A partir de 19 de Maio, nos oito pavilhões da Mitra, em Lisboa (nada mais, nada menos do que 3000 metros quadrados), o artista apresenta-se em exposição retrospetiva, de que também é curador, acompanhada por um catálogo, apoiado pela Fundação EDP, com design de Pedro Falcão e textos de Carlos Vidal, Dalila Pinto de Almeida, João Pinharanda e do próprio. Intitulada Atelier, pode ser vista de 5.ª feira a domingo, entre as 14.00 e as 18.00, e é de acesso gratuito.

Nome grande das Artes Plásticas a partir da década de 1980, Cabrita Reis tem obras suas nas coleções de muitos museus nacionais e internacionais, entre os quais Gulbenkian, Tate Modern The Arts Club of Chicago, a Hamburger Kunsthalle, Serralves, MAAT, S.M.A.K, Culturgest, Pompidou, Culturgest, o CAC Málaga, Kunst Museum Winterthur, Museo Jumex ou Museo Reina Sofia, para além de estar representado em numerosas coleções particulares. Entre as suas intervenções mais recentes, realce para a obra Les Trois Grâces, no Jardim das Tulherias, em Paris, a convite do Museu do Louvre, no âmbito da Temporada Cruzada Portugal-França. Também em 2022, Cabrita Reis voltou a estar presente em Veneza, por ocasião da 59.ª Bienal, apresentando Field, uma obra de grandes dimensões concebida para a Chiesa di San Fantin.

O que é esta exposição, intitulada Atelier, onde expõe 1500 obras, de várias épocas, em oito pavilhões?
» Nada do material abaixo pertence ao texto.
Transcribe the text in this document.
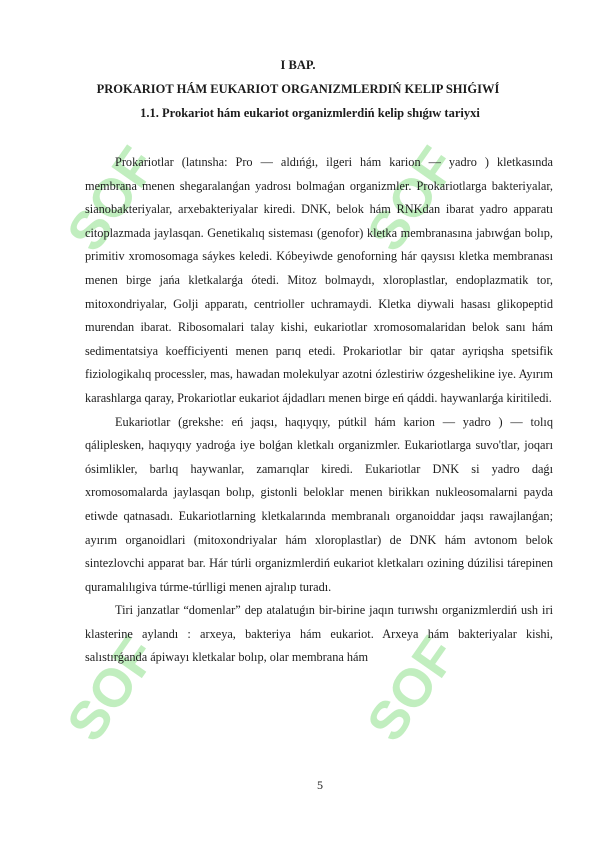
SOF	SOF
SOF	SOF
I BAP.
PROKARIOT HÁM EUKARIOT ORGANIZMLERDIŃ KELIP SHIǴIWÍ
1.1. Prokariot hám eukariot organizmlerdiń kelip shıǵıw tariyxi

Prokariotlar (latınsha: Pro — aldıńǵı, ilgeri hám karion — yadro ) kletkasında membrana menen shegaralanǵan yadrosı bolmaǵan organizmler. Prokariotlarga bakteriyalar, sianobakteriyalar, arxebakteriyalar kiredi. DNK, belok hám RNKdan ibarat yadro apparatı citoplazmada jaylasqan. Genetikalıq sisteması (genofor) kletka membranasına jabıwǵan bolıp, primitiv xromosomaga sáykes keledi. Kóbeyiwde genoforning hár qaysısı kletka membranası menen birge jańa kletkalarǵa ótedi. Mitoz bolmaydı, xloroplastlar, endoplazmatik tor, mitoxondriyalar, Golji apparatı, centrioller uchramaydi. Kletka diywali hasası glikopeptid murendan ibarat. Ribosomalari talay kishi, eukariotlar xromosomalaridan belok sanı hám sedimentatsiya koefficiyenti menen parıq etedi. Prokariotlar bir qatar ayriqsha spetsifik fiziologikalıq processler, mas, hawadan molekulyar azotni ózlestiriw ózgeshelikine iye. Ayırım karashlarga qaray, Prokariotlar eukariot ájdadları menen birge eń qáddi. haywanlarǵa kiritiledi.

Eukariotlar (grekshe: eń jaqsı, haqıyqıy, pútkil hám karion — yadro ) — tolıq qáliplesken, haqıyqıy yadroǵa iye bolǵan kletkalı organizmler. Eukariotlarga suvo'tlar, joqarı ósimlikler, barlıq haywanlar, zamarıqlar kiredi. Eukariotlar DNK si yadro daǵı xromosomalarda jaylasqan bolıp, gistonli beloklar menen birikkan nukleosomalarni payda etiwde qatnasadı. Eukariotlarning kletkalarında membranalı organoiddar jaqsı rawajlanǵan; ayırım organoidlari (mitoxondriyalar hám xloroplastlar) de DNK hám avtonom belok sintezlovchi apparat bar. Hár túrli organizmlerdiń eukariot kletkaları ozining dúzilisi tárepinen quramalılıgiva túrme-túrlligi menen ajralıp turadı.

Tiri janzatlar “domenlar” dep atalatuǵın bir-birine jaqın turıwshı organizmlerdiń ush iri klasterine aylandı : arxeya, bakteriya hám eukariot. Arxeya hám bakteriyalar kishi, salıstırǵanda ápiwayı kletkalar bolıp, olar membrana hám

5
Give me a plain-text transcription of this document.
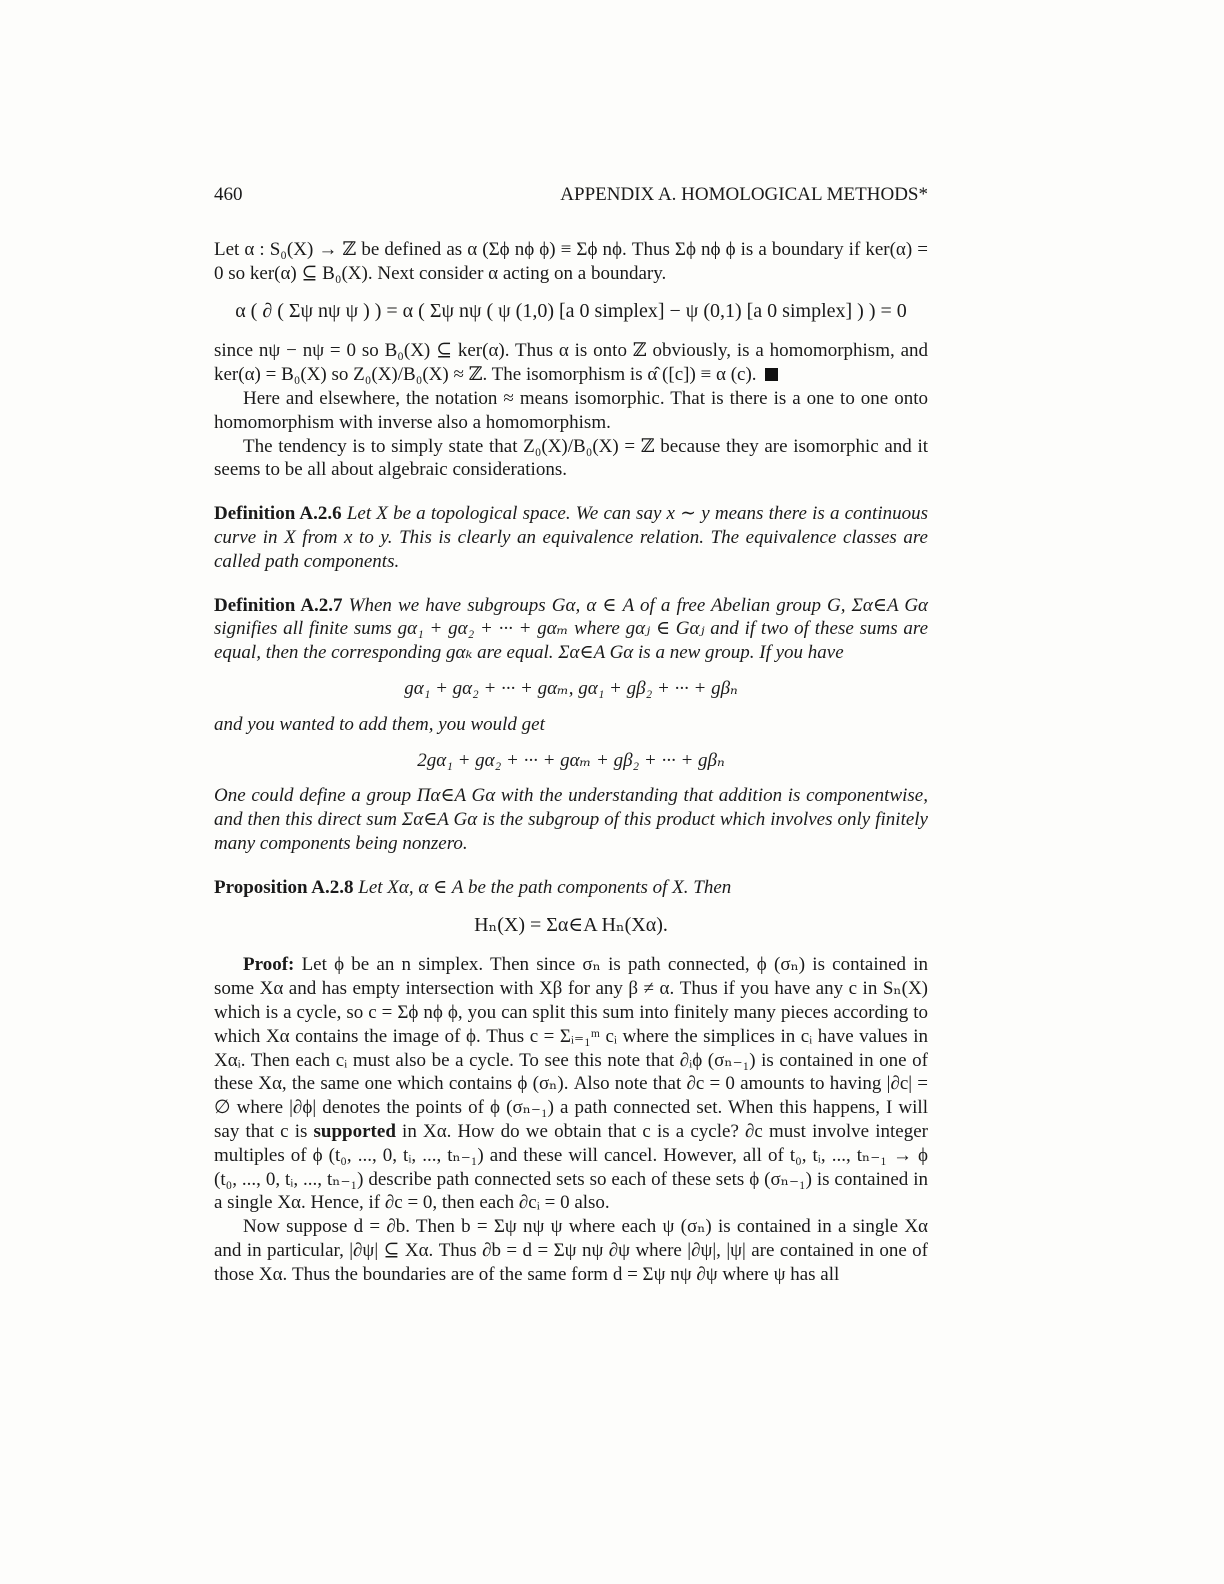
460	APPENDIX A. HOMOLOGICAL METHODS*

Let α : S₀(X) → ℤ be defined as α (Σϕ nϕ ϕ) ≡ Σϕ nϕ. Thus Σϕ nϕ ϕ is a boundary if ker(α) = 0 so ker(α) ⊆ B₀(X). Next consider α acting on a boundary.

α ( ∂ ( Σψ nψ ψ ) ) = α ( Σψ nψ ( ψ (1,0) [a 0 simplex] − ψ (0,1) [a 0 simplex] ) ) = 0

since nψ − nψ = 0 so B₀(X) ⊆ ker(α). Thus α is onto ℤ obviously, is a homomorphism, and ker(α) = B₀(X) so Z₀(X)/B₀(X) ≈ ℤ. The isomorphism is α̂ ([c]) ≡ α (c).

Here and elsewhere, the notation ≈ means isomorphic. That is there is a one to one onto homomorphism with inverse also a homomorphism.

The tendency is to simply state that Z₀(X)/B₀(X) = ℤ because they are isomorphic and it seems to be all about algebraic considerations.

Definition A.2.6 Let X be a topological space. We can say x ∼ y means there is a continuous curve in X from x to y. This is clearly an equivalence relation. The equivalence classes are called path components.

Definition A.2.7 When we have subgroups Gα, α ∈ A of a free Abelian group G, Σα∈A Gα signifies all finite sums gα₁ + gα₂ + ··· + gαₘ where gαⱼ ∈ Gαⱼ and if two of these sums are equal, then the corresponding gαₖ are equal. Σα∈A Gα is a new group. If you have

gα₁ + gα₂ + ··· + gαₘ, gα₁ + gβ₂ + ··· + gβₙ

and you wanted to add them, you would get

2gα₁ + gα₂ + ··· + gαₘ + gβ₂ + ··· + gβₙ

One could define a group Πα∈A Gα with the understanding that addition is componentwise, and then this direct sum Σα∈A Gα is the subgroup of this product which involves only finitely many components being nonzero.

Proposition A.2.8 Let Xα, α ∈ A be the path components of X. Then

Hₙ(X) = Σα∈A Hₙ(Xα).

Proof: Let ϕ be an n simplex. Then since σₙ is path connected, ϕ (σₙ) is contained in some Xα and has empty intersection with Xβ for any β ≠ α. Thus if you have any c in Sₙ(X) which is a cycle, so c = Σϕ nϕ ϕ, you can split this sum into finitely many pieces according to which Xα contains the image of ϕ. Thus c = Σᵢ₌₁ᵐ cᵢ where the simplices in cᵢ have values in Xαᵢ. Then each cᵢ must also be a cycle. To see this note that ∂ᵢϕ (σₙ₋₁) is contained in one of these Xα, the same one which contains ϕ (σₙ). Also note that ∂c = 0 amounts to having |∂c| = ∅ where |∂ϕ| denotes the points of ϕ (σₙ₋₁) a path connected set. When this happens, I will say that c is supported in Xα. How do we obtain that c is a cycle? ∂c must involve integer multiples of ϕ (t₀, ..., 0, tᵢ, ..., tₙ₋₁) and these will cancel. However, all of t₀, tᵢ, ..., tₙ₋₁ → ϕ (t₀, ..., 0, tᵢ, ..., tₙ₋₁) describe path connected sets so each of these sets ϕ (σₙ₋₁) is contained in a single Xα. Hence, if ∂c = 0, then each ∂cᵢ = 0 also.

Now suppose d = ∂b. Then b = Σψ nψ ψ where each ψ (σₙ) is contained in a single Xα and in particular, |∂ψ| ⊆ Xα. Thus ∂b = d = Σψ nψ ∂ψ where |∂ψ|, |ψ| are contained in one of those Xα. Thus the boundaries are of the same form d = Σψ nψ ∂ψ where ψ has all
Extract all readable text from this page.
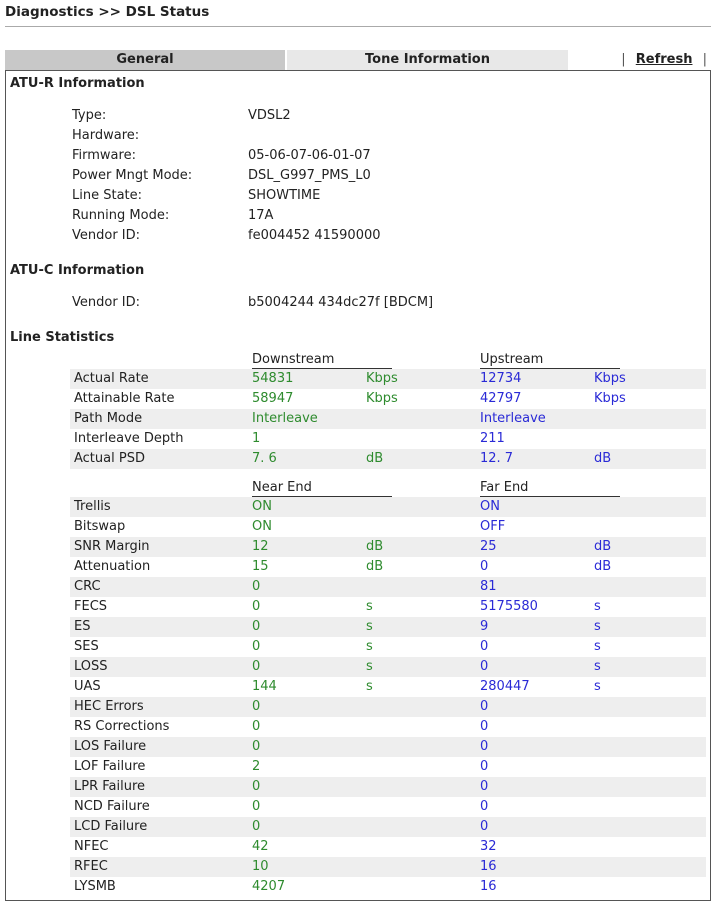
Diagnostics >> DSL Status
General	Tone Information	| Refresh |
ATU-R Information
Type:	VDSL2
Hardware:
Firmware:	05-06-07-06-01-07
Power Mngt Mode:	DSL_G997_PMS_L0
Line State:	SHOWTIME
Running Mode:	17A
Vendor ID:	fe004452 41590000
ATU-C Information
Vendor ID:	b5004244 434dc27f [BDCM]
Line Statistics
Downstream	Upstream
Actual Rate	54831	Kbps	12734	Kbps
Attainable Rate	58947	Kbps	42797	Kbps
Path Mode	Interleave	Interleave
Interleave Depth	1	211
Actual PSD	7. 6	dB	12. 7	dB
Near End	Far End
Trellis	ON	ON
Bitswap	ON	OFF
SNR Margin	12	dB	25	dB
Attenuation	15	dB	0	dB
CRC	0	81
FECS	0	s	5175580	s
ES	0	s	9	s
SES	0	s	0	s
LOSS	0	s	0	s
UAS	144	s	280447	s
HEC Errors	0	0
RS Corrections	0	0
LOS Failure	0	0
LOF Failure	2	0
LPR Failure	0	0
NCD Failure	0	0
LCD Failure	0	0
NFEC	42	32
RFEC	10	16
LYSMB	4207	16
Chama-se Atelier porque é formada apenas por obras do meu acervo pessoal. Acresce a esta razão o facto de eu ter organizado e montado esta exposição como se fosse um atelier, que é um lugar de criação, em permanente transformação, com avanços e paragens, com quadros encostados à parede, uns por cima dos outros e esculturas sei lá onde. 

Quase uma oficina…

É uma oficina, com uma espécie de caos original. Quis trazer esse ambiente para a exposição. Quero que as pessoas, ao passear por estes oito pavilhões, sintam que não estão num museu. Não há legendas, por exemplo. Não tenho qualquer espécie de ambição didáctica.

Assume a curadoria. Como é ser curador da sua própria obra?

Sempre que pude escolher os curadores, acabei por selecionar pessoas com quem tinha uma afinidade pessoal, para além da questão profissional e estética. O que faz um curador? Analisa a obra do artista e faz uma proposta que traga ao público uma narrativa – pode ser histórica, disciplinar, filosófico-política, o que se quiser. Ora eu, que sou curador desta minha exposição, não podia fazer outra coisa senão o que eu quero e o que sou: isto é, partilhar com os visitantes esta recusa da pedagogia. O importante é que cada um construa aqui a sua própria percepção do trabalho de um tal Pedro Cabrita Reis, que tem umas coisas nas paredes, ali para Lisboa oriental, num sítio chamado Mitra. Nesta exposição, não há professores. O que há são obras de arte, que falam entre elas no silêncio e dão ao público o que este quiser tirar delas. Isto começa no ponto zero e acaba no ponto infinito no final da exposição.

Isso é muito generoso.

Se há coisa que a arte é é ser generosa porque ela dá-se a si mesma para construir um mundo diferente, sem exigir nada em troca. É preciso é saber olhar, ver e, por que não, ouvir.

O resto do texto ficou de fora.